DBRS Downgrades Arconic Inc.’s Ratings to BBB (low) and Changes Under Review Status to Negative from Developing
Natural ResourcesDBRS Limited (DBRS) has today noted the name change of Alcoa Inc. (Alcoa) to Arconic Inc. (Arconic), to which all current ratings have been transferred. Concurrently, DBRS has downgraded Arconic’s Issuer Rating and Senior Unsecured Debt rating to BBB (low) from BBB, following the completion on November 1, 2016, of the planned separation of Alcoa Inc. into Alcoa Corporation (AC; a separate company that produces bauxite, alumina and aluminum products) and Arconic Inc. (Arconic; which manufactures engineered products and solutions, rolled products and transportation products and solutions).
Management indicated that Arconic expects to generate approximately two-thirds of the previous Alcoa’s earnings and cash flow while assuming essentially all of Alcoa’s debt ($9.1 billion as at June 30, 2016). DBRS expects Arconic’s financial metrics to be materially weaker compared with Alcoa’s historical levels. Based on 2015 audited financial figures and those contained in Form 10 issued by Alcoa on June 29, 2016, DBRS estimates that Arconic’s pro forma adjusted debt-to-EBITDA could range between 4.5 times (x) and 5.0x, while pro forma adjusted cash flow-to-debt could range between 15% and 20% compared with 3.0x and 30%, respectively, for Alcoa. If these financial metrics materialize, they would not support Alcoa’s current rating and would be more consistent with levels expected of ratings in the BB range. As raw materials, in particular metals, are expected to be a material component of Arconic’s operating cost structure, DBRS will assess Arconic’s future sourcing of metal from AC and other suppliers, as well as the extent to which and when Arconic can pass on increased metal costs to its customers, as part of the review of Arconic’s post-separation operating cost efficiency and profitability.
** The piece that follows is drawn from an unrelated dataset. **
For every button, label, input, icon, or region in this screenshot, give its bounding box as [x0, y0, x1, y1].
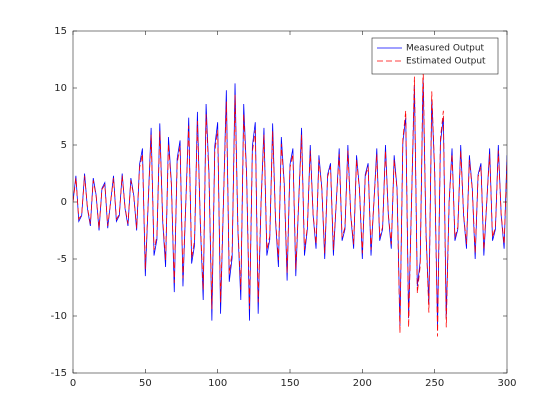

While DBRS expects Arconic’s business risk assessment to remain strong in view of favourable demand conditions and Arconic’s strong market position, the one-notch downgrade of the ratings to BBB (low) reflects the materially weaker estimated financial metrics. Future leverage reduction, with available cash resources and possible liquidation of its 19.9% equity interest in AC, is needed to support an investment-grade rating. DBRS has maintained the Under Review status for the ratings, as it is seeking clarification from Arconic with respect to Arconic’s operations, business relationships with AC and future financial plans and the path toward deleveraging to determine the final rating outcome. However, in changing the Under Review status to Negative from Developing, DBRS considers that Arconic’s ratings could be further pressured and will require meaningful debt reduction effort to support.
Notes:
All figures are in U.S. dollars unless otherwise noted.
The related regulatory disclosures pursuant to the National Instrument 25-101 Designated Rating Organizations are hereby incorporated by reference and can be found by clicking on the link to the right under Related Research or by contacting us at info@dbrs.com.
The applicable methodologies are Rating Companies in the Industrial Products Industry (April 2016) and Rating Companies in the Mining Industry (September 2016), which can be found on our website under Methodologies.
The rating is endorsed by DBRS Ratings Limited for use in the European Union.